Nino Pellacani è stato intervistato da Damiano Montanari su Stadio, parlando soprattutto dei lunghi della Fortitudo.
Un estratto delle sue parole.

Premesso che oggi i ruoli nella pallacanestro non sono più definiti come una volta, il basket italiano è stato "spaccato" da giocatori come Gek Galanda, che pur avendo stazza e fisico tirava da tre. Il pivot come veniva inteso ai miei tempi non c'è più. Uno dei pochi che ci si avvicina, come movimenti, è Pini. E giovane, ha pochi grilli per la testa e molta voglia di imparare. Ogni anno aggiunge qualcosa al suo bagaglio tecnico. Mi piace molto.

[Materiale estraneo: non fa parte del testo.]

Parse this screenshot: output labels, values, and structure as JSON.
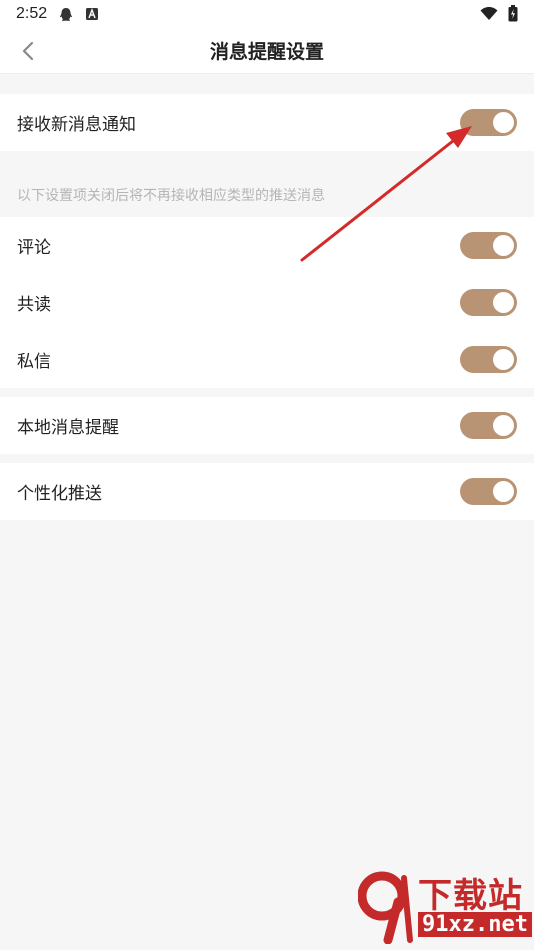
{
  "status_bar": {
    "time": "2:52",
    "icons": [
      "qq-icon",
      "notification-a-icon",
      "wifi-icon",
      "battery-icon"
    ]
  },
  "header": {
    "title": "消息提醒设置",
    "back_icon": "chevron-left-icon"
  },
  "main_toggle": {
    "label": "接收新消息通知",
    "on": true
  },
  "hint": "以下设置项关闭后将不再接收相应类型的推送消息",
  "type_toggles": [
    {
      "label": "评论",
      "on": true
    },
    {
      "label": "共读",
      "on": true
    },
    {
      "label": "私信",
      "on": true
    }
  ],
  "local_toggle": {
    "label": "本地消息提醒",
    "on": true
  },
  "personal_toggle": {
    "label": "个性化推送",
    "on": true
  },
  "colors": {
    "switch_on": "#b99474",
    "arrow": "#d42a2a",
    "background": "#f6f6f6"
  },
  "watermark": {
    "brand": "下载站",
    "site": "91xz.net",
    "logo_text": "9"
  }
}
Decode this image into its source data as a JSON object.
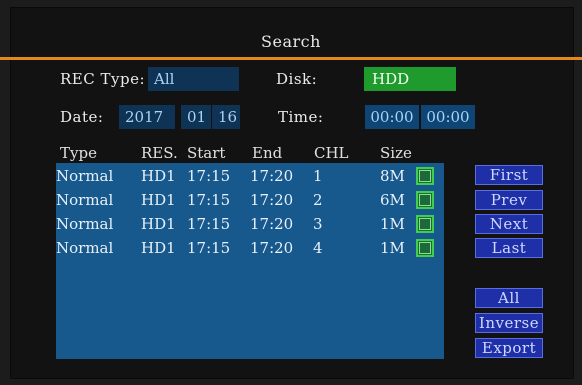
{
  "title": "Search",
  "filters": {
    "rec_type_label": "REC Type:",
    "rec_type_value": "All",
    "disk_label": "Disk:",
    "disk_value": "HDD",
    "date_label": "Date:",
    "date_year": "2017",
    "date_month": "01",
    "date_day": "16",
    "time_label": "Time:",
    "time_start": "00:00",
    "time_end": "00:00"
  },
  "table": {
    "headers": [
      "Type",
      "RES.",
      "Start",
      "End",
      "CHL",
      "Size"
    ],
    "rows": [
      {
        "type": "Normal",
        "res": "HD1",
        "start": "17:15",
        "end": "17:20",
        "chl": "1",
        "size": "8M"
      },
      {
        "type": "Normal",
        "res": "HD1",
        "start": "17:15",
        "end": "17:20",
        "chl": "2",
        "size": "6M"
      },
      {
        "type": "Normal",
        "res": "HD1",
        "start": "17:15",
        "end": "17:20",
        "chl": "3",
        "size": "1M"
      },
      {
        "type": "Normal",
        "res": "HD1",
        "start": "17:15",
        "end": "17:20",
        "chl": "4",
        "size": "1M"
      }
    ]
  },
  "buttons": {
    "first": "First",
    "prev": "Prev",
    "next": "Next",
    "last": "Last",
    "all": "All",
    "inverse": "Inverse",
    "export": "Export"
  },
  "colors": {
    "accent_line": "#e4871c",
    "list_bg": "#17588d",
    "disk_bg": "#1f9a2c",
    "button_bg": "#1f2fa8"
  }
}
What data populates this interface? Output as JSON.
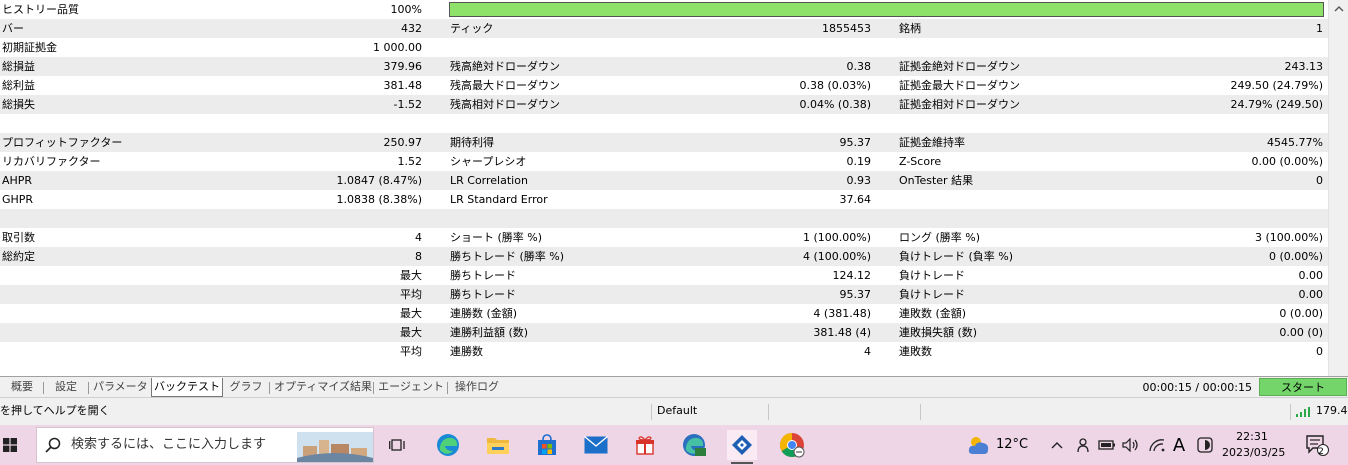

Mancinelli? Tecnicamente è il giocatore migliore della Fortitudo assieme a Rosselli. Io lo prenderei sempre, perché conosce il basket, ha vissuto vent\'anni di spogliatoio e ha capacità tecniche che pochi altri giocatori, sia italiani, sia stranieri, hanno. Viene da un'epoca in cui la tecnica aveva ancora un grande valore. Oggi fisicamente è forse un po\' avanti con gli anni, ma ha una serie di caratteristiche e di capacità che lo rendono ancora capace di ribaltare una partita. Anche in Serie A.
E Leunen? Maarty non sembra un giocatore americano: ha la capacità di fare tante cose, per cui lo vedo più simile a un europeo. E indubbiamente un ottimo elemento. Tuttavia, a mio giudizio, il vero valore aggiunto della Fortitudo in questa stagione è stato coach Martino. Vediamo anche quello che sta facendo il Poz a Sassari: oltre a capire la pallacanestro, un allenatore deve saper trasmettere qualcosa ai suoi giocatori. E il messaggio non è sempre uguale: oltre alla grinta o ad uno schema, a volte è fondamentale portare calma ed equilibrio.

Torna il derby in Serie A. Non ho la "fotta" che aveva Andrea Albertini, uno dei più grandi editori di fotografia del mondo di cui domani (oggi, ndr) si celebreranno i funerali. Negli ultimi anni, nonostante la malattia lo costringesse a letto, ha sempre rinnovato i suoi due abbonamenti. A modo mio, continuo a "odiare il brodo". E sarà sempre così».